Create a Claims Mapping Policy in EmpowerID
As an administrator, you can create reusable claims mapping policies that control what user information—such as roles, departments, or group membership—is sent to Azure applications after sign-in. Applications use this data to determine what authenticated users are allowed to do.
Claims added to a policy are reused across applications.
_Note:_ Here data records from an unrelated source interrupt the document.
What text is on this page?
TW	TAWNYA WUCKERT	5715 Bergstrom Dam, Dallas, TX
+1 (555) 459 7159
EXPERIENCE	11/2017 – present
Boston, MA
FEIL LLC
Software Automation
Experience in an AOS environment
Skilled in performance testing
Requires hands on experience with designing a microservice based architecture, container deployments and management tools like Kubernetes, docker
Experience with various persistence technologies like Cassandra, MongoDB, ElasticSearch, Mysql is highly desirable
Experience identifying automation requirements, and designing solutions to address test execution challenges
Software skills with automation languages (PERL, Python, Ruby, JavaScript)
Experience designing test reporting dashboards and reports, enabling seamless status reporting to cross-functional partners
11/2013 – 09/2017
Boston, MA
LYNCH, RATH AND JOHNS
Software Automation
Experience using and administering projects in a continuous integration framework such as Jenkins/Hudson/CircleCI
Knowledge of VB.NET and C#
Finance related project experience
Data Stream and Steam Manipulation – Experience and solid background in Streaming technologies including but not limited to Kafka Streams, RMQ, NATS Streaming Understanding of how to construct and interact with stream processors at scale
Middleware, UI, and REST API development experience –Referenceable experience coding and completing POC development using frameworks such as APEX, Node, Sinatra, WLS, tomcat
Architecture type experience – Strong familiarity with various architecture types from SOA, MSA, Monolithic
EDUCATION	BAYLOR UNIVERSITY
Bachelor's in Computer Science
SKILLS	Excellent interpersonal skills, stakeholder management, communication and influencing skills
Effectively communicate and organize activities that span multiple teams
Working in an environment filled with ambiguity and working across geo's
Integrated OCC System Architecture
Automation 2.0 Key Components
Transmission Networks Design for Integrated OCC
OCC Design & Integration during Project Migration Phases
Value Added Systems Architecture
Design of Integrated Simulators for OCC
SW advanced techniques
To configure claims for a single app, use the Manage Azure App Wizard instead.
What You'll Need
| Requirement | Description |
|---|---|
| Tenant Access | The Azure tenant must already be registered in EmpowerID. |
Steps to Create a Claims Mapping Policy
- Navigate to the portal for the Resource Admin app in your environment.
- Log in using your credentials.
If you don't know the direct URL to Resource Admin, contact your EmpowerID administrator.
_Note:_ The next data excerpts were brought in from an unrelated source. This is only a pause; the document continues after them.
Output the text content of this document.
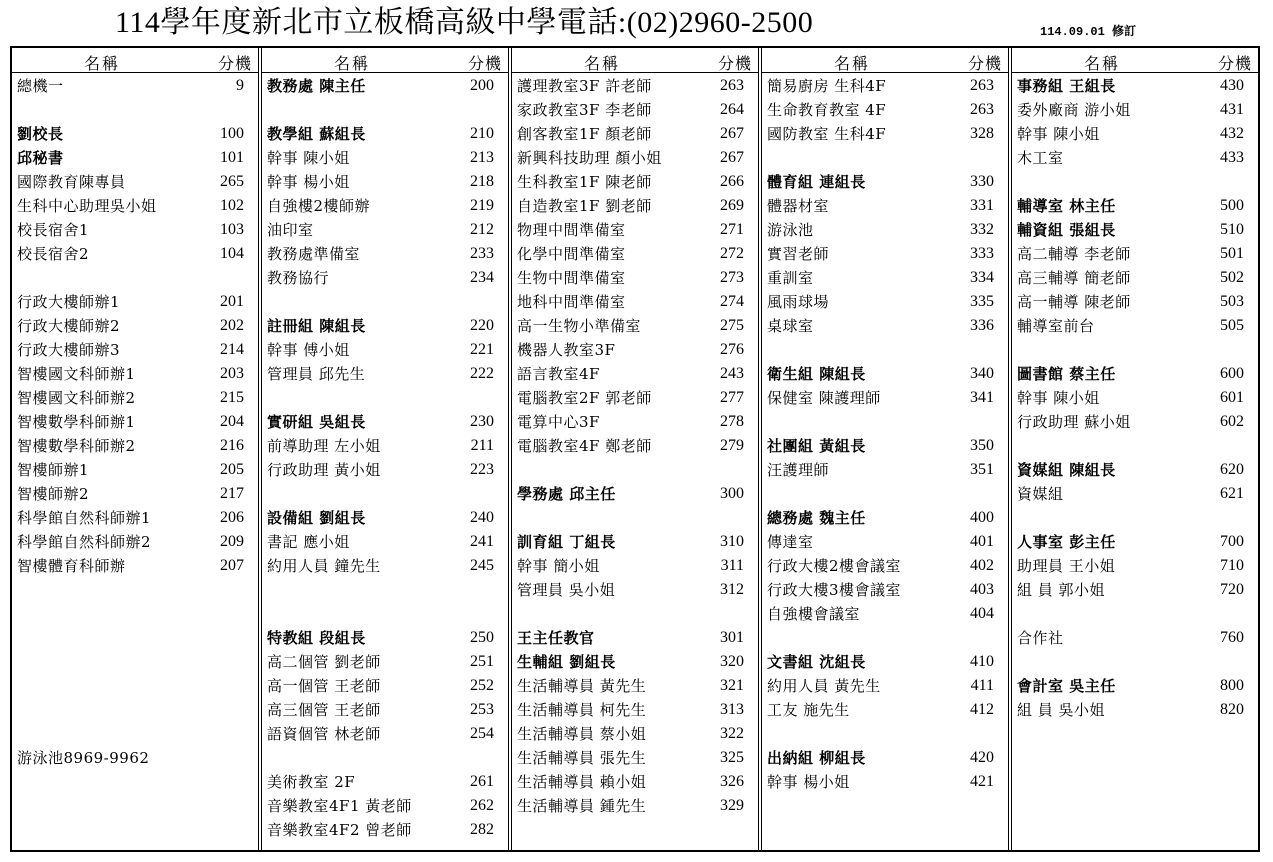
114學年度新北市立板橋高級中學電話:(02)2960-2500	114.09.01 修訂
名稱	分機
總機一	9
劉校長	100
邱秘書	101
國際教育陳專員	265
生科中心助理吳小姐	102
校長宿舍1	103
校長宿舍2	104
行政大樓師辦1	201
行政大樓師辦2	202
行政大樓師辦3	214
智樓國文科師辦1	203
智樓國文科師辦2	215
智樓數學科師辦1	204
智樓數學科師辦2	216
智樓師辦1	205
智樓師辦2	217
科學館自然科師辦1	206
科學館自然科師辦2	209
智樓體育科師辦	207
游泳池8969-9962
名稱	分機
教務處 陳主任	200
教學組 蘇組長	210
幹事 陳小姐	213
幹事 楊小姐	218
自強樓2樓師辦	219
油印室	212
教務處準備室	233
教務協行	234
註冊組 陳組長	220
幹事 傅小姐	221
管理員 邱先生	222
實研組 吳組長	230
前導助理 左小姐	211
行政助理 黃小姐	223
設備組 劉組長	240
書記 應小姐	241
約用人員 鐘先生	245
特教組 段組長	250
高二個管 劉老師	251
高一個管 王老師	252
高三個管 王老師	253
語資個管 林老師	254
美術教室 2F	261
音樂教室4F1 黃老師	262
音樂教室4F2 曾老師	282
名稱	分機
護理教室3F 許老師	263
家政教室3F 李老師	264
創客教室1F 顏老師	267
新興科技助理 顏小姐	267
生科教室1F 陳老師	266
自造教室1F 劉老師	269
物理中間準備室	271
化學中間準備室	272
生物中間準備室	273
地科中間準備室	274
高一生物小準備室	275
機器人教室3F	276
語言教室4F	243
電腦教室2F 郭老師	277
電算中心3F	278
電腦教室4F 鄭老師	279
學務處 邱主任	300
訓育組 丁組長	310
幹事 簡小姐	311
管理員 吳小姐	312
王主任教官	301
生輔組 劉組長	320
生活輔導員 黃先生	321
生活輔導員 柯先生	313
生活輔導員 蔡小姐	322
生活輔導員 張先生	325
生活輔導員 賴小姐	326
生活輔導員 鍾先生	329
名稱	分機
簡易廚房 生科4F	263
生命教育教室 4F	263
國防教室 生科4F	328
體育組 連組長	330
體器材室	331
游泳池	332
實習老師	333
重訓室	334
風雨球場	335
桌球室	336
衛生組 陳組長	340
保健室 陳護理師	341
社團組 黃組長	350
汪護理師	351
總務處 魏主任	400
傳達室	401
行政大樓2樓會議室	402
行政大樓3樓會議室	403
自強樓會議室	404
文書組 沈組長	410
約用人員 黃先生	411
工友 施先生	412
出納組 柳組長	420
幹事 楊小姐	421
名稱	分機
事務組 王組長	430
委外廠商 游小姐	431
幹事 陳小姐	432
木工室	433
輔導室 林主任	500
輔資組 張組長	510
高二輔導 李老師	501
高三輔導 簡老師	502
高一輔導 陳老師	503
輔導室前台	505
圖書館 蔡主任	600
幹事 陳小姐	601
行政助理 蘇小姐	602
資媒組 陳組長	620
資媒組	621
人事室 彭主任	700
助理員 王小姐	710
組 員 郭小姐	720
合作社	760
會計室 吳主任	800
組 員 吳小姐	820
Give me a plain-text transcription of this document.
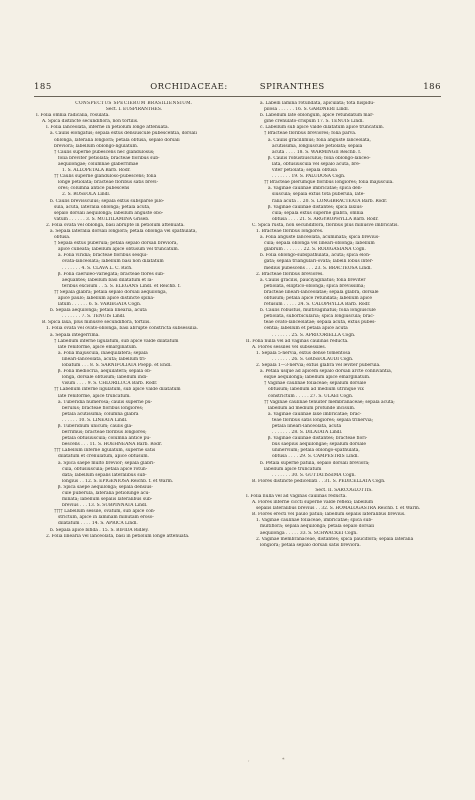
185	ORCHIDACEAE:	SPIRANTHES	186
CONSPECTUS SPECIERUM BRASILIENSIUM.
Sect. I. EUSPIRANTHES.
I. Folia omnia radicalia, rosulata.
A. Spica distincte secundiflora, non tortilis.
I. Folia lanceolata, inferne in petiolum longe attenuata.
a. Caulis elongatus; sepala extus densiuscule pubescentia, dorsali
oblonga, lateralia longiora; petala obtusa, sepalo dorsali
breviora; labellum oblongo-ligulatum.
† Caulis superne pubescens nec glandulosus;
folia breviter petiolata; bracteae floribus sub-
aequilongae; columnae glaberrimae
1. S. ALLOPETALA Barb. Rodr.
†† Caulis superne glanduloso-pubescens; folia
longe petiolata; bracteae floribus satis brevi-
ores; columna antice pubescens
2. S. ROSEOLA Lindl.
b. Caulis brevissculus; sepala extus subsparse pilo-
sula, acuta, lateralia oblonga; petala acuta,
sepalo dorsali aequilonga; labellum anguste obo-
vatum . . . . . . 3. S. MULTILAMINA Griseb.
2. Folia ovata vel oblonga, basi abrupte in petiolum attenuata.
a. Sepala lateralia dorsali longiora; petala oblonga vel spathulata,
obtusa.
† Sepala extus puberula; petala sepalo dorsali breviora,
apice cuneata; labellum apice obtusum vel truncatum.
a. Folia viridia; bracteae floribus sesqui-
ovata-lanceolata; labellum basi non dilatatum
. . . . . . . 4. S. CLAVA L. C. Rich.
β. Folia caeruleo-variegata; bracteae flores sub-
aequantes; labellum basi dilatatum et la-
teribus excisum . . 5. S. ELEGANS Lindl. et Reichb. f.
†† Sepala glabra; petala sepalo dorsali aequilonga,
apice paulo; labellum apice distincte spina-
latum . . . . . . 6. S. VARIEGATA Cogn.
b. Sepala aequilonga; petala linearia, acuta
. . . . . . . 7. S. TENUIS Lindl.
B. Spica laxa, plus minusve secundiflora, tortilis.
1. Folia ovata vel ovato-oblonga, basi abrupte constricta subsessilia.
a. Sepala integerrima.
† Labellum inferne ligulatum, sub apice valde dilatatum
late reniforme, apice emarginatum.
a. Folia majuscula, inaequilatera; sepala
lineari-lanceolata, acuta; labellum tri-
lobatum . . . 8. S. SARNIFOLIATA Poepp. et Endl.
β. Folia mediocria, aequilatera; sepala ob-
longa, dorsale obtusum; labellum indi-
visum . . . . 9. S. CHLORILUCA Barb. Rodr.
†† Labellum inferne ligulatum, sub apice valde dilatatum
late reniforme, apice truncatum.
a. Tuberidia numerosa; caulis superne pu-
berulus; bracteae floribus longiores;
petala acutissima; columna glabra
. . . . . . 10. S. LINEATA Lindl.
β. Tuberidium unicum; caulis gla-
berrimus; bracteae floribus longiores;
petala obtusiuscula; columna antice pu-
bescens . . . 11. S. HOEHNEANA Barb. Rodr.
††† Labellum inferne ligulatum, superne satis
dilatatum et crenulatum, apice obtusum.
a. Spica saepe multo brevior; sepala glabri-
cula, obtusiuscula; petala apice rotun-
data; labellum sepalis lateralibus sub-
longius . . 12. S. EPIGENIOSA Reichb. f. et Warm.
β. Spica saepe aequilonga; sepala densius-
cule puberula, lateralia petiolunge acu-
minata; labellum sepalis lateralibus sub-
brevius . . . 13. S. SUBPINNATA Lindl.
†††† Labellum sessile, ovatum, sub apice con-
strictum, apice in laminam minutam eroso-
dilatatum . . . . 14. S. APRICA Lindl.
b. Sepala apice bifida . 15. S. BIFIDA Ridley.
2. Folia linearia vel lanceolata, basi in petiolum longe attenuata.
a. Labelli lamina rotundata, apiculata; tota hispidu-
pilosa . . . . . . 16. S. GARDNERI Lindl.
b. Labellum late oblongum, apice retundatum mar-
gine crenulato-crispum 17. S. TENUIS Lindl.
c. Labellum sub apice valde dilatatum apice truncatum.
† Bracteae floribus breviores; folia parva.
a. Caulis gracillimus; folia anguste lanceolata,
acutissima, longiuscule petiolata; sepala
acuta . . . . 18. S. WARMINGII Reichb. f.
β. Caulis robustiusculus; folia oblongo-lanceo-
lata, obtusiuscula vel sepalo acuta, bre-
viter petiolata; sepala obtusa
. . . . . . . 19. S. PALUDOSA Cogn.
†† Bracteae plerumque floribus longiores; folia majuscula.
a. Vaginae caulinae imbricatae; spica den-
siuscula; sepala extus tota puberula, late-
ralia acuta . . 20. S. LONGIBRACTEATA Barb. Rodr.
β. Vaginae caulinae distantes; spica laxius-
cula; sepala extus superne glabra, omnia
obtusa . . . . 21. S. ARGYROPHYLLA Barb. Rodr.
C. Spica rusta, non secundiflora, floribus plus minusve imbricatis.
1. Bracteae floribus longiores.
a. Folia anguste lanceolata, acuminata; spica brevius-
cula; sepala oblonga vel lineari-oblonga; labellum
glabrum . . . . . . . 22. S. RODIGASIANA Cogn.
b. Folia oblongo-subspathulata, acuta; spica elon-
gata; sepala triangulari-ovata; labelli lobus inter-
medius pubescens . . . 23. S. BRACTEOSA Lindl.
2. Bracteae floribus breviores.
a. Caulis gracilis, pauciyaginatus; folia breviter
petiolata, elliptico-oblonga; spica brevissima;
bracteae lineari-lanceolatae; sepala glabra, dorsale
obtusum; petala apice retundata; labellum apice
retusum . . . . . 24. S. CALOPHYLLA Barb. Rodr.
b. Caulis robustus, multivaginatus; folia longiuscule
petiolata, suborbicularia; spica longiuscula; brac-
teae ovato-lanceolatae; sepala acuta, extus pubes-
centia; labellum et petala apice acuta
. . . . . . . 25. S. APRICORIELLA Cogn.
II. Folia nulla vel ad vaginas caulinas reducta.
A. Flores sessiles vel subsessiles.
1. Sepala 5-nervia, extus dense tomentosa
. . . . . . . 26. S. GRISEOLAUDI Cogn.
2. Sepala 1—3-nervia; extus glabra vel leviter puberula.
a. Petala usque ad apicem sepalo dorsali arcte connivantia,
eique aequilonga; labellum apice emarginatum.
† Vaginae caulinae foliaceae; sepalum dorsale
obtusum; labellum ad medium utrinque vix
constrictum . . . . . 27. S. ULAEI Cogn.
†† Vaginae caulinae tenuiter membranaceae; sepala acuta;
labellum ad medium profunde incisum.
a. Vaginae caulinae laxe imbricatae; brac-
teae floribus satis longiores; sepala trinervia;
petala lineari-lanceolata, acuta
. . . . . . . 28. S. DILATATA Lindl.
β. Vaginae caulinae distantes; bracteae flori-
bus saepius aequilongae; sepalum dorsale
uninervium; petala oblongo-spathulata,
obtusa . . . . 29. S. CAMPESTRIS Lindl.
b. Petala superne patula, sepalo dorsali breviora;
labellum apice truncatum
. . . . . . . 30. S. GUTTATISSIMA Cogn.
B. Flores distincte pedicellati . . 31. S. PEDICELLATA Cogn.
Sect. II. SARCOGLOTTIS.
I. Folia nulla vel ad vaginas caulinas reducta.
A. Flores inferne ciccti superne valde reflexi; labellum
sepalis lateralibus brevius . . 32. S. HOMALOGASTRA Reichb. f. et Warm.
B. Flores erecti vel paulo patuli; labellum sepalis lateralibus brevius.
1. Vaginae caulinae foliaceae, imbricatae; spica sub-
multiflora; sepala aequilonga; petala sepalo dorsali
aequilonga . . . . . 33. S. SCHWACKEI Cogn.
2. Vaginae membranaceae, distantes; spica pauciflora; sepala lateralia
longiora; petala sepalo dorsali satis breviora.
,	*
- From the dropdown menu, select Applications, then click the Workflows tab.
- Search for
CreateAzureClaims, then click the Create Microsoft Entra Claims Mapping Policy workflow tile.
The workflow opens to the Tenant & Policy Details screen.
- Complete the following fields:
- Select a Tenant – Choose the Azure tenant the policy applies to.
- Policy Name – Enter a unique internal identifier.
- Policy Friendly Name – Enter a display name for the UI.
- Include Basic Claim Set – Check to automatically include standard claims like user ID, email, and display name.
- Select a Location – Choose an RBAC location for policy delegation.
If a default location is pre-filled and needs to be changed, click the (X) next to the field and then click Select a Location to search.
- Click Next to proceed.
If you click Back before clicking Next, your changes on this step will be lost.
The wizard continues to the Add Microsoft Entra Claims screen with the Source Claims tab open.
Use this step to add dynamic claims based on user, application, or resource attributes.
- Click + Add New Item to add a new row.
- Complete the following fields:
| Field | Description |
|---|---|
| Source Attribute | Azure attribute to use as the value (e.g., user.mail) |
| SAML Claim Type | Claim type expected by SAML applications |
| SAML Name Format | Name format such as emailAddress or unspecified |
| JWT Claim Type | Claim name for JWT tokens (e.g., email) |
- Repeat to add more claims as needed.
- When finished, either:
- Click the Static Claims tab to add static values, or
- Click Next to skip static claims and continue.
If you click Back before clicking Next, your changes on this step will be lost.
- To add static (hardcoded) claims, click the Static Claims tab.
- Click + Add New Item.
- Complete the following fields:
| Field | Description |
|---|---|
| Claim Value | The static value to include (e.g., true, Engineering) |
| Claim Description | (Optional) Friendly label to help identify the claim |
| SAML Claim Type | SAML claim type used by apps expecting SAML tokens |
| SAML Name Format | Format such as emailAddress, unspecified, etc. |
| JWT Claim Type | JWT claim name for token output |
- Repeat to add more static claims if needed.
- Click Next to proceed.
If you click Back before clicking Next, your changes on this step will be lost.
- Review your selections and claims for accuracy on the Summary screen.
- If changes are needed, click Back.
- When ready, click Submit to create the policy.
- From the Applications dropdown, select Claims Mapping Policies.
- Search for the policy name and click Details to confirm the configuration.
What Happens Next
- Your new policy can now be assigned to one or more Microsoft Entra applications.
- Claims in the policy will be emitted to tokens for those apps once assigned.